Four days after admission, laboratory workup showed increasing transaminitis, i.e., AST 1,994 U/L (from 1,712), ALT 3,055 U/L (from 3,243), AP 185 U/L (from 166), and total bilirubin 18.6 mg/dL (from 11.2). Given all the preliminary workup having been negative and rising liver enzymes and hyperbilirubinemia, a liver biopsy was performed under US guidance. Liver biopsy showed panacinar hepatitis with mild hepatocellular cholestasis (Fig. 1, Fig. 2, Fig. 3). It was decided to remove the levonorgestrel IUD and follow her as an outpatient. No other treatment or intervention was performed. Table 1 shows the liver function tests on days 10, 20, and 60 after discharge.

Fig. 1.

Histology from the liver biopsy showing panacinar hepatitis. The arrow shows intrahepatic globules.

Fig. 2.

Histology from the liver biopsy showing severe inflammation and interface hepatitis. The short arrow shows plasma cells and the long arrow eosinophil clusters.

Fig. 3.

Histology from the liver biopsy showing hepatocellular cholestasis. The arrows show bile lakes and bile plugs.

Table 1

Resolution of transaminitis after removal of the levonorgestrel IUD

Time after IUD removal	Total bilirubin, mg/dL	AST, U/L	ALT, U/L	AP, U/L
10 days	6.9	1,179	1,697	138
20 days	3.9	240	704	108
60 days	1.2	20	21	81

ALT, alanine transaminase; AP, alkaline phosphatase; AST, aspartate transaminase; IUD, intrauterine device.

Discussion

Oral contraceptives frequently produce mild hepatocellular dysfunction. Three major categories of liver-related side effects are hepatic dysfunction, cholestatic jaundice, and benign hepatic tumors. The initial presentation may resemble obstructive hepatobiliary disorders or viral infections [3]. Cytolytic hepatitis related to levonorgestrel/ethinyl estradiol oral contraceptive use was suggested in two case reports [4, 5]. Other side effects reported with oral contraceptives include follicular nodular hyperplasia of the liver, peliosis hepatitis, cirrhosis, and malignant tumors of the liver [6, 7, 8, 9]. The use of oral progestogens is contraindicated in patients with liver dysfunction or disease [10].
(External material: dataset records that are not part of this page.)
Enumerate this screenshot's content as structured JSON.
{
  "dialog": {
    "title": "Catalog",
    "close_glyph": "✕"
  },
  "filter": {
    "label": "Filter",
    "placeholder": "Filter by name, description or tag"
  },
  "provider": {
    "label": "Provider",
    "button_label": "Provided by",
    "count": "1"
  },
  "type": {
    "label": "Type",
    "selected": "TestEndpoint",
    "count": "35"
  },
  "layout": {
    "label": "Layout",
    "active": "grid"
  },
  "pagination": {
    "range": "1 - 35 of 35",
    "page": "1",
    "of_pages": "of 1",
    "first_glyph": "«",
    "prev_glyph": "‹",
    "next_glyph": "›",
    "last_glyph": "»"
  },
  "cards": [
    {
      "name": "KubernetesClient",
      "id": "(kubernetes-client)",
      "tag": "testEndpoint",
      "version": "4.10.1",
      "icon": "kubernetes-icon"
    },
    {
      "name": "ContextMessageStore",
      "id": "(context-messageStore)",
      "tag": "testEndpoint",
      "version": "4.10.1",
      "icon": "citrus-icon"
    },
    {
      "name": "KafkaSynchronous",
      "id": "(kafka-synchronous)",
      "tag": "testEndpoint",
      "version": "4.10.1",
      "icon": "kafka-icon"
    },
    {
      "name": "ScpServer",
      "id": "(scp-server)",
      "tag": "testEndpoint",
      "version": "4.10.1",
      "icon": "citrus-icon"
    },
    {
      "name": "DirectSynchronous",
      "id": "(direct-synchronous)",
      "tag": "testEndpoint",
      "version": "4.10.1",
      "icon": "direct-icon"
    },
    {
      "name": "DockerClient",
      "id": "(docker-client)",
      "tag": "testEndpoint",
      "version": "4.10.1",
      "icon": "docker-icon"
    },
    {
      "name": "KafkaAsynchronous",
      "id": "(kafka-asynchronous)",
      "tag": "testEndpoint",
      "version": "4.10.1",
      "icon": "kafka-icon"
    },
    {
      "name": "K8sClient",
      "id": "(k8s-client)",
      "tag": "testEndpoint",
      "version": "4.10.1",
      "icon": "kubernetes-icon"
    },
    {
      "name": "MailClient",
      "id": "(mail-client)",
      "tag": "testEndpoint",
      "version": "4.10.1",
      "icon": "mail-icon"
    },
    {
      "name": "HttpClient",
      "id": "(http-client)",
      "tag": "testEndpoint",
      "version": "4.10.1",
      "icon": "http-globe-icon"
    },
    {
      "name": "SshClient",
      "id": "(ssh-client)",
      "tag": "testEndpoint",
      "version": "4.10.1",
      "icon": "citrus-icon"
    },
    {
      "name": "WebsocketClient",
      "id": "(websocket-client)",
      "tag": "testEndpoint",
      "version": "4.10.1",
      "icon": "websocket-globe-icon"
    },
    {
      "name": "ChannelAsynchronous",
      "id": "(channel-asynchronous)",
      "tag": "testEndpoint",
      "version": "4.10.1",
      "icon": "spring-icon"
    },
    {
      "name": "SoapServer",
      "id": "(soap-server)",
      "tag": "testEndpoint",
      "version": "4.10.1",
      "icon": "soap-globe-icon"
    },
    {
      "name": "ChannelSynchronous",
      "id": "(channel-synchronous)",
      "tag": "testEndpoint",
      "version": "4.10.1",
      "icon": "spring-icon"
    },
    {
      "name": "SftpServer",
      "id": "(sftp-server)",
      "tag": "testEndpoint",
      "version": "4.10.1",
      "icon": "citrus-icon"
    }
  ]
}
Levonorgestrel IUD use is contraindicated in patients with ongoing liver injury or tumors. We report for the first time acute liver injury related to a levonorgestrel-releasing IUD. Our diagnosis is based on temporal association with acute liver injury after placement of the levonorgestrel IUD and marked improvement of the liver enzymes after its removal in the absence of any other alternative etiology. All likely etiologies as suggested by liver biopsy were excluded. The patient started feeling better symptomatically over the next few weeks after IUD removal. She had no abdominal pain, her appetite was back, and icterus was much improved. Table 1 shows a significant downward trend in transaminase and bilirubin levels of over the next 2 months.

To our knowledge, there are no previously reported cases of levonorgestrel IUD-related liver injury. This case is important as it raises the issue of keeping in mind similar side effects and of being cautious with IUDs just as when using oral contraceptives. We hope that after publication of this case, other colleagues will also report similar findings.

Statement of Ethics

Informed consent was obtained from the patient for publication of this article. This paper is a case report on a rare condition and did not involve research on human or animal subjects. The work was approved by the Texas Tech University Health Sciences Center Department of General Internal Medicine.

Disclosure Statement

There are no financial disclosures for this paper and no funding was received related to it. None of the authors have any conflicts of interests. The paper and images are original works done for this case.